I have some hard numbers to share regarding implementation
of the RI extension and the alternate proposal given below.

I initially implemented the RI extension in my code and
based on the CVS logs, the net addition of code was 248
lines of C++.

Just this morning I ripped out the RI extension and instead
implemented the alternate proposal.  Based on the CVS logs
there was a net decrease of 91 lines of code.
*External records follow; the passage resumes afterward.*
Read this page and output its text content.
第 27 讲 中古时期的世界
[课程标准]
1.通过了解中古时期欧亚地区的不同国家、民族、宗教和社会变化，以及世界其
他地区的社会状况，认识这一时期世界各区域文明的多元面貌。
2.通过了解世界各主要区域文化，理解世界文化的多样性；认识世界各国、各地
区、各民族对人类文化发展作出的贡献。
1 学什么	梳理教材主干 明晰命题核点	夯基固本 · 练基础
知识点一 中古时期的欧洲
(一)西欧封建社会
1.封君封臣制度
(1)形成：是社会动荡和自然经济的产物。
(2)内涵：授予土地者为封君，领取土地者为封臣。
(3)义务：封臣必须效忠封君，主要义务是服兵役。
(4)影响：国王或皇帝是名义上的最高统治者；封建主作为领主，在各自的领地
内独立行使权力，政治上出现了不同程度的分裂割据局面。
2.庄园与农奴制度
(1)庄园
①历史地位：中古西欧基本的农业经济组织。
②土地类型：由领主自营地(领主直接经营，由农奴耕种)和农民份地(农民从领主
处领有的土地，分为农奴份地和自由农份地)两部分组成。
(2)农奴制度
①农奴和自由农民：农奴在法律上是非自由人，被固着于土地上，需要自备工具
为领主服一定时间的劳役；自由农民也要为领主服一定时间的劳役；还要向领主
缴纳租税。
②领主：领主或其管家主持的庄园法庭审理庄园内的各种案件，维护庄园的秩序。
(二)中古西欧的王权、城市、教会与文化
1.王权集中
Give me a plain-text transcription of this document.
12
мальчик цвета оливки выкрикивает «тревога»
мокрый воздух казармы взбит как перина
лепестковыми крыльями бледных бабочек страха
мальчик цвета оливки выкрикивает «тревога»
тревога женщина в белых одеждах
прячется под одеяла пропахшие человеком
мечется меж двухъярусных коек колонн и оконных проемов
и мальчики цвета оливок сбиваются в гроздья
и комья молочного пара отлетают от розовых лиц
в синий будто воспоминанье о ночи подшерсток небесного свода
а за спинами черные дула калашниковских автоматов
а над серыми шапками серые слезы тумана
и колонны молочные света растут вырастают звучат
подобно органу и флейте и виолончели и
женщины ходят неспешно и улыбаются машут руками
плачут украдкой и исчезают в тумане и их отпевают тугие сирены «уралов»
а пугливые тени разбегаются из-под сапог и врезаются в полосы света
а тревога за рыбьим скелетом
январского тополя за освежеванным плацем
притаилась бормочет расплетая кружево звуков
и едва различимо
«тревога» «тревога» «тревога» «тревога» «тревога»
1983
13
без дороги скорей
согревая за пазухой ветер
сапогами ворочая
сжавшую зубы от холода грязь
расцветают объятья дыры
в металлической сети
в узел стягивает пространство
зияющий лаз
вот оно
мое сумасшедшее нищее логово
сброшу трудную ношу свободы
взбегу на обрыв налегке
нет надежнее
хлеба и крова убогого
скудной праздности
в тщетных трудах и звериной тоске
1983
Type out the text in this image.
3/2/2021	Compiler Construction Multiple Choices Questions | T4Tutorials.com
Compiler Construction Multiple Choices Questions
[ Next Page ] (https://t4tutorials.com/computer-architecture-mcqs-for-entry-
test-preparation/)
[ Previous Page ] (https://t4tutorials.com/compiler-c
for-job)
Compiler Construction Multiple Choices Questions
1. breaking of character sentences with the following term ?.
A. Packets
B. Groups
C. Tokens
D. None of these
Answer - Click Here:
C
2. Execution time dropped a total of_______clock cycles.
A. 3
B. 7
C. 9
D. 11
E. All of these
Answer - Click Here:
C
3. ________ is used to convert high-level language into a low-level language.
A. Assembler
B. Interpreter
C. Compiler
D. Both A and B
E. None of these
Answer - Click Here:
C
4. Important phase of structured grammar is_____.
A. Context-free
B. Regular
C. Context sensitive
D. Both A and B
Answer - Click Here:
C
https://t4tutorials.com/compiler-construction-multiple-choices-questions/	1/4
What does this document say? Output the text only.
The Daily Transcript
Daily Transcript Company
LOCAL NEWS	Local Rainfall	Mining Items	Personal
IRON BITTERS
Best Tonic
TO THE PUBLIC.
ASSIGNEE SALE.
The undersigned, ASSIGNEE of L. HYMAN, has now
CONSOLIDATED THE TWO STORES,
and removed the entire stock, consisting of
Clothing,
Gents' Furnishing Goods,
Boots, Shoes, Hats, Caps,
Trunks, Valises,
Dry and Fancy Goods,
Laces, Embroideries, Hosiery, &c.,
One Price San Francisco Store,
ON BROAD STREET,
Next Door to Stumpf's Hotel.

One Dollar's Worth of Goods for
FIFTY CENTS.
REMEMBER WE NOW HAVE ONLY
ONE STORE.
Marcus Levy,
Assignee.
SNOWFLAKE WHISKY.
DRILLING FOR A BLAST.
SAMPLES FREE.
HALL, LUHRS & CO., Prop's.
That means RI requires 58% MORE CODE in a codebase that
already fully supports TLS extensions.

In addition, RI practically requires implementing fallback
code, which I did not add, so I would bet RI requires at
least double the amount of code as this alternate proposal,
and possibly a lot more given the myriad possible fallback
scenarios.

I will be installing this change on my test server shortly
for anyone to test against.

Mike

-----------------------------------------------------------
Alternate proposal to RI:


  - Client includes a special cipher suite as the first
    in its cipher suite list.  The value chosen for
    testing: 0xBFFF (the last of the "Standards Action"
    cipher suites -- I'm pretty sure I've seen 0xFEFF
    used in the wild)

  - Upon seeing this marker, the server does the following:

     a) sets the high bit of the low byte of the version
        returned in ServerHello -- this indicates to the
        client that the server recognized the special
        cipher suite -- the record layer version uses
        the normal version number without the high bit
        set; Examples:
            SSLv3:   0x0380
            TLS 1.0: 0x0381
            TLS 1.1: 0x0382
            TLS 1.2: 0x0383
     b) adds to the Handshake Hash the PreviousVerifyData
        structure (see below) immediately following
        ServerHello; only the PreviousVerifyData is added,
        it is not wrapped to look like a handshake message
        with a type and length.

  - Upon noticing the high bit of the low byte of the
    server's version being set, the client does the
    following:

    a) resets the high bit of the low byte of the version
       to be used for the record layer version
    b) adds to the Handshake Hash the PreviousVerifyData
       structure immediately following ServerHello

A server would obviously not renegotiate if the magic cipher
suite is not present in the renegotiation ClientHello.  If
it is present but is actually a proxied initial handshake
through a MITM, the PreviousVerifyData used by client and
server will be different and thus the handshake will fail and
the attack prevented.

PreviousVerifyData structure:

   struct {
      opaque previous_client_verify_data<0..255>;
      opaque previous_server_verify_data<0..255>;
   } PreviousVerifyData;

The PreviousVerifyData on the initial handshake would be
just two zero bytes, one for each of the lengths of the
opaque vectors.  When renegotiating, it will look like:

   0x0C [12 client verify data bytes] 0x0C [12 server bytes]

for a total of 26 bytes added to the handshake hash.